Our dreams don’t just happen. We make a choice whether or not to pursue them, whether they are worth the sacrifices necessary to achieve them. Basically, we decide how important they are to us, and act accordingly. This trip is really important to me. I want it to happen. But I can’t do anything about it. Not yet, not right now.

So, for at least the next year or two, visions will have to be enough.

Bike Needed

Everything is set for my cycling adventure in Colombia. Except one tiny thing: the bike.

Originally, I was going to fly mine down there. I got a fancy bike bag and everything. Then I found out Delta charges $150 each way for bikes. Ooof. Then I found out that, even if I wanted to pay the $300, Delta doesn’t fly oversized baggage into Bogota from November to January. Double ooof.

Well, I’d just have to rent one there. Not ideal, but whatever. I found a company online that rents road bikes by the day or the week. Price was a little steep, but similar to what I’d pay anyways.

This week I went to their website. The trip is still a few months out, but I figured I’d better reserve one just in case. I filled out the online form with my dates and clicked “enter.” Hmm. Didn’t work. Tried again. Didn’t work. So I emailed the company, still unconcerned at this point, asking to reserve a bike for my dates.

Then a response that went something like this:

Unfortunately we don’t have bikes available at that time so basically your vacation, comprised of non-refundable, non-changeable flights, is ruined.

Triple ooof.

So now I’m starting to panic. I’m going to be there for a week to ride a bike, and with no bike, that plan looks pretty foolish.

Know anyone in Bogota with a spare steed?

Riding Angry

I didn’t want to ride today. I slept poorly last night–again–and woke up feeling thick-headed and unmotivated. I haven’t done a ton of training this week, around 11 hours of running and cycling combined. I should have felt relatively fresh. But, for whatever reason, I didn’t. Still, I kitted up and forced myself out the door to get a couple hours in. With weather this nice, it’s a sin not to ride.

Usually when I force myself out onto the roads on days like this, halfway through the ride (or earlier) I’m grateful to have gone.

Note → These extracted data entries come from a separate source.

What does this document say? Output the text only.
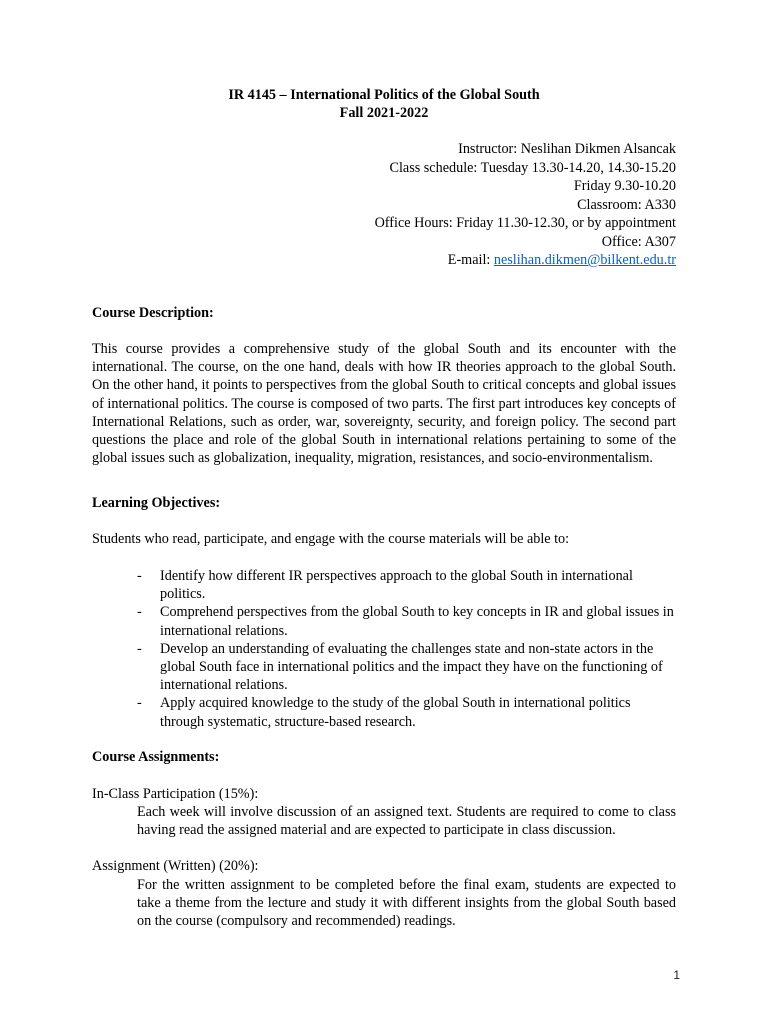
IR 4145 – International Politics of the Global South
Fall 2021-2022
Instructor: Neslihan Dikmen Alsancak
Class schedule: Tuesday 13.30-14.20, 14.30-15.20
Friday 9.30-10.20
Classroom: A330
Office Hours: Friday 11.30-12.30, or by appointment
Office: A307
E-mail: neslihan.dikmen@bilkent.edu.tr
Course Description:
This course provides a comprehensive study of the global South and its encounter with the international. The course, on the one hand, deals with how IR theories approach to the global South. On the other hand, it points to perspectives from the global South to critical concepts and global issues of international politics. The course is composed of two parts. The first part introduces key concepts of International Relations, such as order, war, sovereignty, security, and foreign policy. The second part questions the place and role of the global South in international relations pertaining to some of the global issues such as globalization, inequality, migration, resistances, and socio-environmentalism.
Learning Objectives:
Students who read, participate, and engage with the course materials will be able to:
- Identify how different IR perspectives approach to the global South in international politics.
- Comprehend perspectives from the global South to key concepts in IR and global issues in international relations.
- Develop an understanding of evaluating the challenges state and non-state actors in the global South face in international politics and the impact they have on the functioning of international relations.
- Apply acquired knowledge to the study of the global South in international politics through systematic, structure-based research.
Course Assignments:
In-Class Participation (15%):
Each week will involve discussion of an assigned text. Students are required to come to class having read the assigned material and are expected to participate in class discussion.
Assignment (Written) (20%):
For the written assignment to be completed before the final exam, students are expected to take a theme from the lecture and study it with different insights from the global South based on the course (compulsory and recommended) readings.
1
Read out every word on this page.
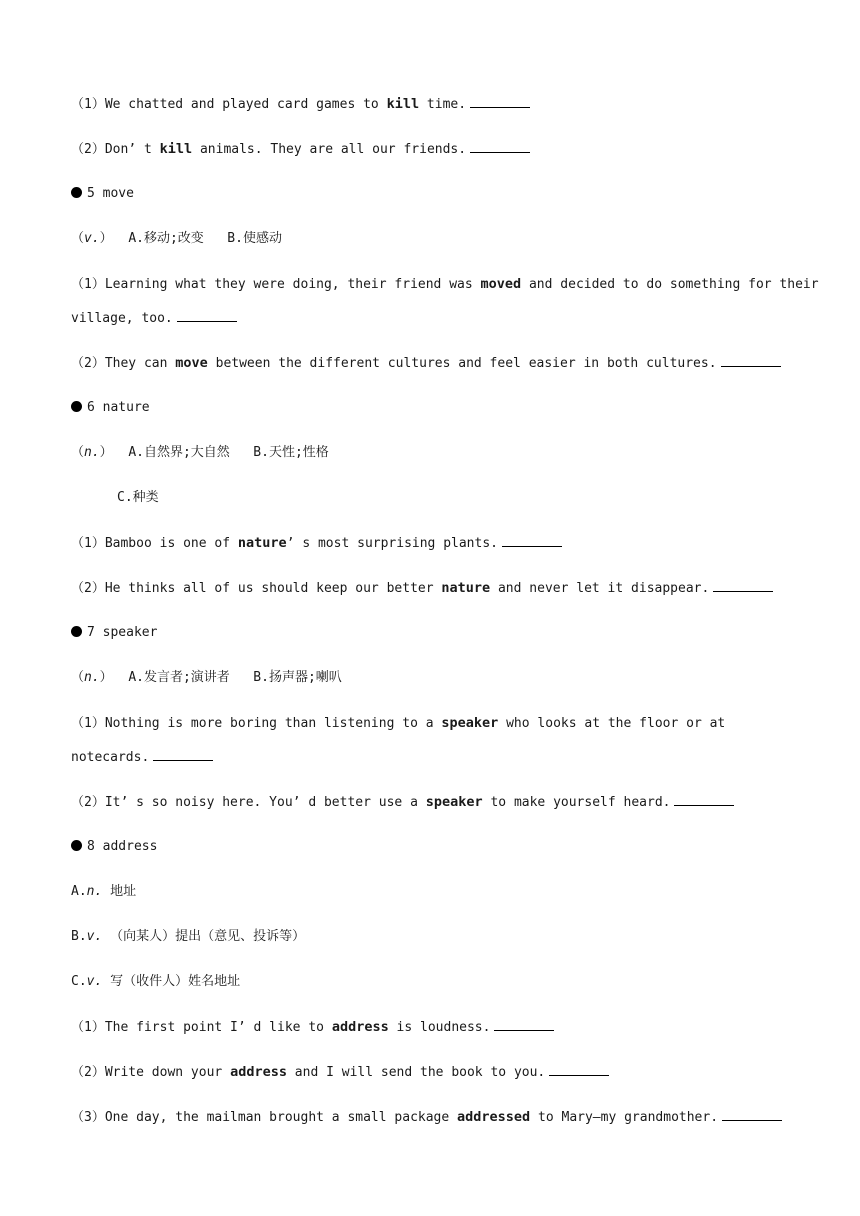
（1）We chatted and played card games to kill time.
（2）Don’ t kill animals. They are all our friends.
5 move
（v.）  A.移动;改变   B.使感动
（1）Learning what they were doing, their friend was moved and decided to do something for their
village, too.
（2）They can move between the different cultures and feel easier in both cultures.
6 nature
（n.）  A.自然界;大自然   B.天性;性格
C.种类
（1）Bamboo is one of nature’ s most surprising plants.
（2）He thinks all of us should keep our better nature and never let it disappear.
7 speaker
（n.）  A.发言者;演讲者   B.扬声器;喇叭
（1）Nothing is more boring than listening to a speaker who looks at the floor or at
notecards.
（2）It’ s so noisy here. You’ d better use a speaker to make yourself heard.
8 address
A.n. 地址
B.v. （向某人）提出（意见、投诉等）
C.v. 写（收件人）姓名地址
（1）The first point I’ d like to address is loudness.
（2）Write down your address and I will send the book to you.
（3）One day, the mailman brought a small package addressed to Mary—my grandmother.
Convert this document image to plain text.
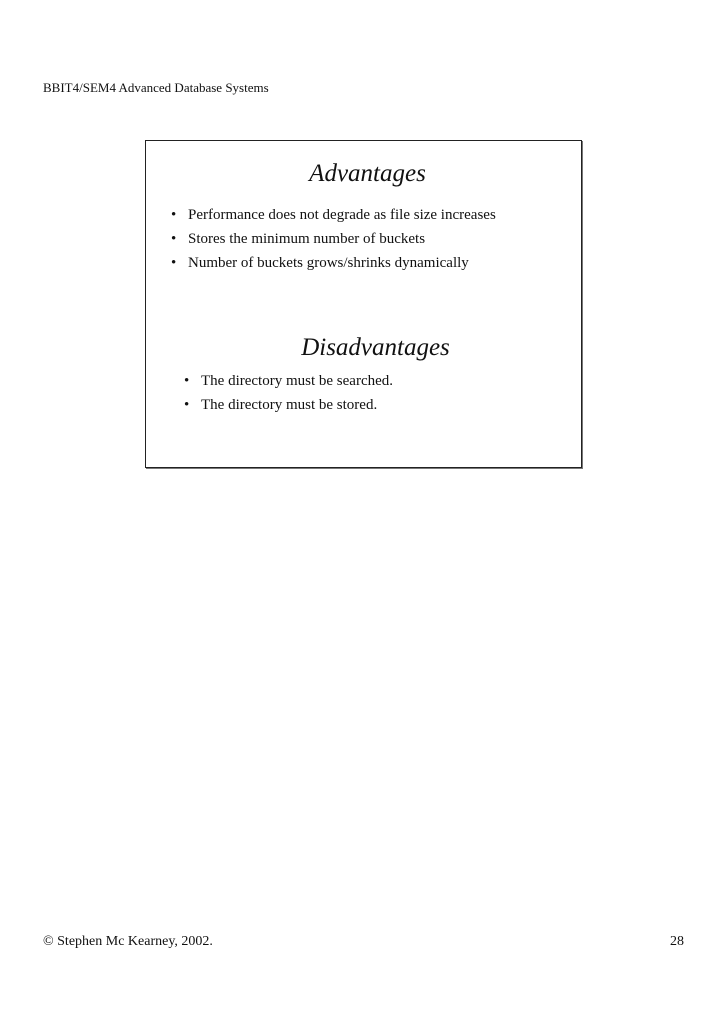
BBIT4/SEM4 Advanced Database Systems
Advantages
• Performance does not degrade as file size increases
• Stores the minimum number of buckets
• Number of buckets grows/shrinks dynamically
Disadvantages
• The directory must be searched.
• The directory must be stored.
© Stephen Mc Kearney, 2002.	28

The legs loosen up, my mood improves, the beauty of full lungs and beautiful scenery overcomes any lingering frustrations from my daily life. Not today. Ten miles in the road turned slick and black, wet from an apparent overnight downpour that I had no idea happened. I was riding my brand new bike, which I vowed to never ride in the rain, plus white socks and my favorite non-black jersey.

Long story short: I cursed (mostly out loud) all the way down 443 through the Fishing Creek Valley. Instead of dissipating, all my anxiety and nerves and annoyances from the pats few days came boiling to the surface in a puddle-drenched pity party. I’ll spare you the details, but basically things got pretty dark pretty quick. Suddenly I was venting about things having nothing to do with cycling, things that were apparently dammed up for a while. Throughout my 15-mile internal tirade I repeated iterations of “Jesus fucking Christ” like the chorus to a bad (and definitely blasphemous) pop song.

Towards the end the sun came out, but the damage was already done. My once-shiny, nearly brand new cassette had lost its innocence and was tarnished in grime. My socks were a soaking grey mess. My jersey, somewhat miraculously, was not speckled with black dots. I was more tired than when I left. My headache was still throbbing.

Honestly, this is probably the first ride I can remember like this. It wasn’t fun, or relaxing, or a good workout. But I guess that, by bringing some things to the surface, it was productive, in one sense of the word. I’ll deal with them, but preferably off the bike.

I want my time on two wheels to be an escape.